India’s food service sector employs millions of people, many of them outside formal contracts. A disruption in fuel supply therefore becomes more than a logistical issue; it becomes a livelihood issue. Workers lose wages, owners lose revenue, and consumers lose access to affordable food.

There is also a policy lesson buried in this episode. Energy security is often discussed in terms of crude oil imports, strategic petroleum reserves or electricity generation. But cooking fuel—especially commercial LPG—rarely features prominently in those conversations. Yet for a country where eating out is part of everyday survival for millions, ensuring reliable supply for commercial kitchens is equally important.

The crisis also raises questions about the need for diversification.
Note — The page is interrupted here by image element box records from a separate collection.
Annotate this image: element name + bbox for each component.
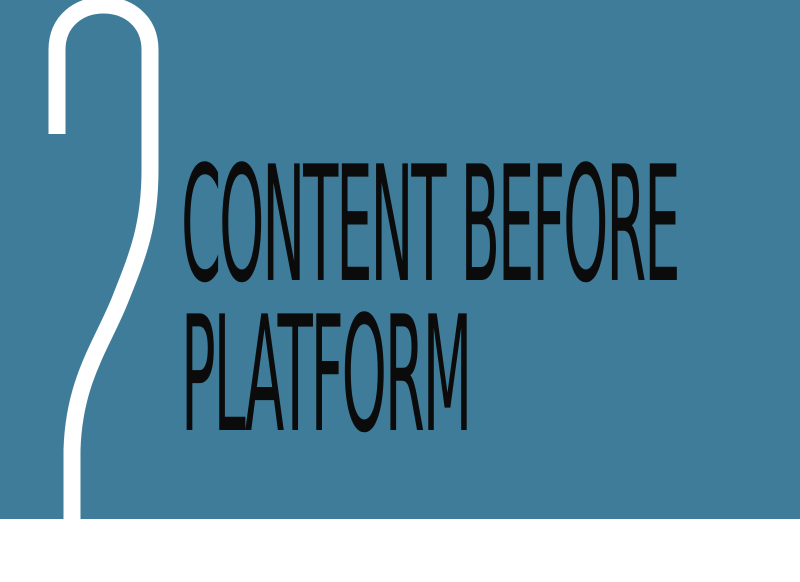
chapter-title-line-1: CONTENT BEFORE: [181, 145, 681, 305]
chapter-title-page: 2 CONTENT BEFORE PLATFORM: [0, 0, 800, 582]
chapter-title-line-2: PLATFORM: [181, 281, 472, 468]
chapter-title: CONTENT BEFORE PLATFORM: [181, 145, 681, 468]
chapter-numeral-outline: [48, 0, 159, 582]
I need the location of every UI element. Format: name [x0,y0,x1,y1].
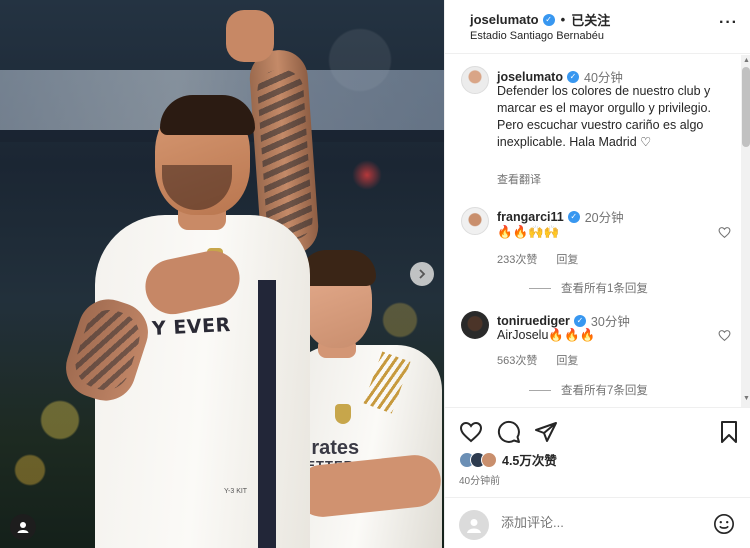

Commercial kitchens may eventually have to adopt a mix of energy sources rather than relying entirely on LPG. Electric induction systems, piped gas where available, and other alternatives could provide a buffer during supply disruptions. Building redundancy into systems may seem inefficient in normal times, but it becomes invaluable when shocks occur.

Perhaps the most striking aspect of the LPG shortage is how quickly it exposed the invisible infrastructure that supports daily life. Modern urban living depends on countless systems functioning smoothly in the background—transport, electricity, fuel supply, logistics. We rarely notice them until something breaks.
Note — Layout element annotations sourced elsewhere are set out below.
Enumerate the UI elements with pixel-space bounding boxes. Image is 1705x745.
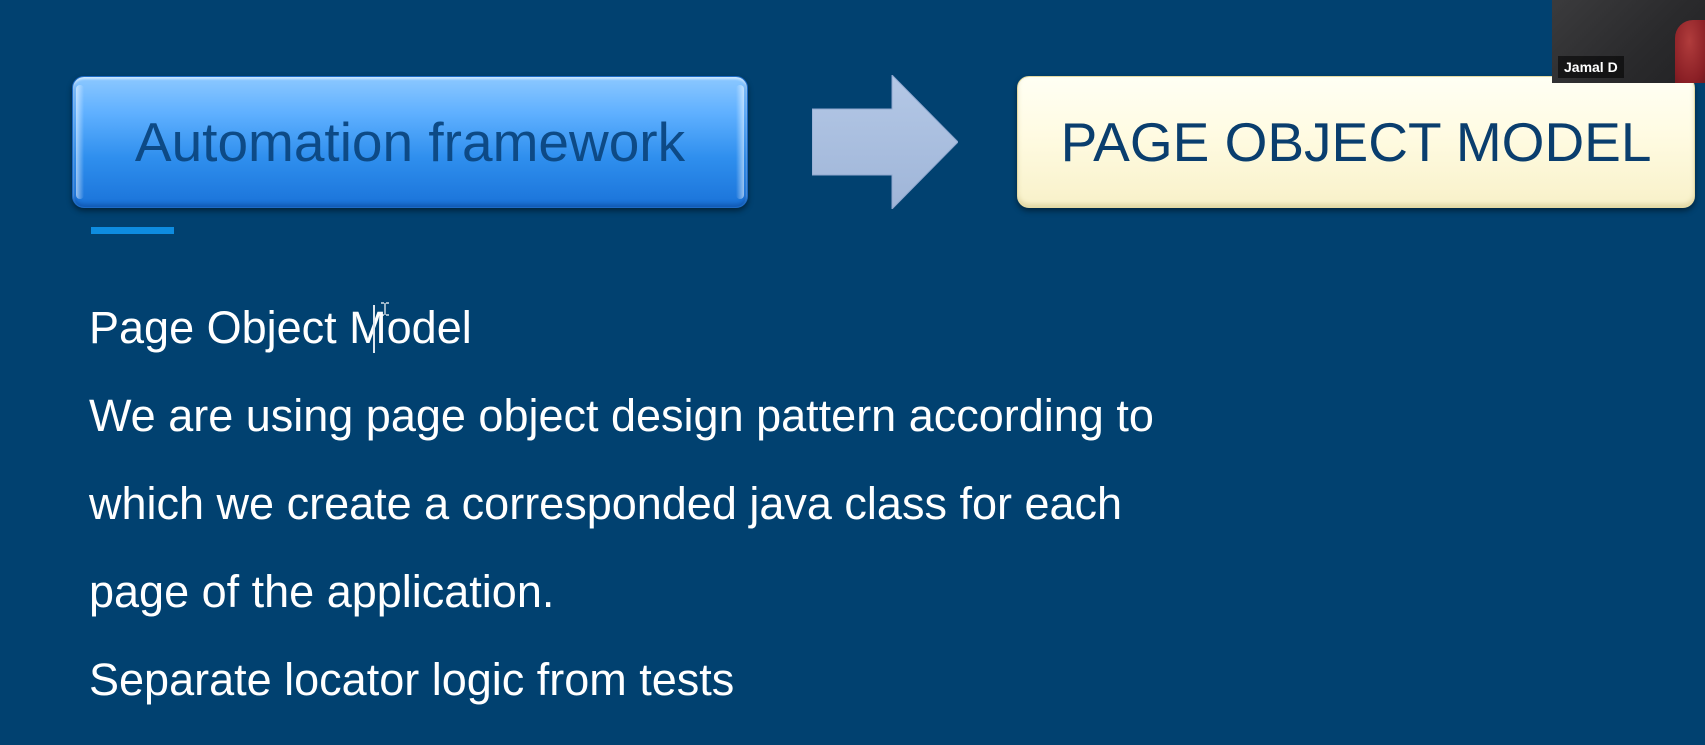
slide-text-line: which we create a corresponded java clas…	[89, 478, 1123, 529]
ibeam-cursor-icon	[381, 302, 389, 316]
participant-video	[1675, 20, 1705, 83]
presentation-slide: Automation framework PAGE OBJECT MODEL P…	[0, 0, 1705, 745]
automation-framework-box: Automation framework	[72, 76, 748, 208]
participant-name-tag: Jamal D	[1558, 56, 1624, 78]
automation-framework-label: Automation framework	[134, 111, 686, 173]
participant-video-tile[interactable]: Jamal D	[1552, 0, 1705, 83]
box-highlight-right	[736, 85, 744, 199]
slide-text-line: We are using page object design pattern …	[89, 390, 1154, 441]
slide-heading-line: Page Object Model	[89, 302, 472, 353]
slide-text-line: Separate locator logic from tests	[89, 654, 735, 705]
page-object-model-label: PAGE OBJECT MODEL	[1060, 111, 1652, 173]
page-object-model-box: PAGE OBJECT MODEL	[1017, 76, 1695, 208]
box-highlight-left	[76, 85, 84, 199]
slide-text-line: page of the application.	[89, 566, 555, 617]
text-caret	[373, 305, 375, 353]
right-arrow-icon	[812, 75, 958, 209]
accent-underline	[91, 227, 174, 234]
The empty hotels and silent kitchens were a reminder of how interconnected these systems are. A disruption in one part of the chain quickly spreads across society, touching livelihoods, food access and everyday routines.

Eventually the supply will stabilise. Cylinders will return to kitchens, stoves will roar back to life and the familiar rhythm of India’s food streets will resume. The tea stalls will once again pour endless cups of chai, and the dosa counters will fill the air with the comforting smell of breakfast.

But the brief moment when the stoves went cold should not be forgotten too quickly. It revealed how dependent we have become on systems we rarely think about, and how fragile those systems can be when stressed.

Sometimes it takes the silence of a kitchen to remind us how much of modern life depends on the steady flame beneath the pot.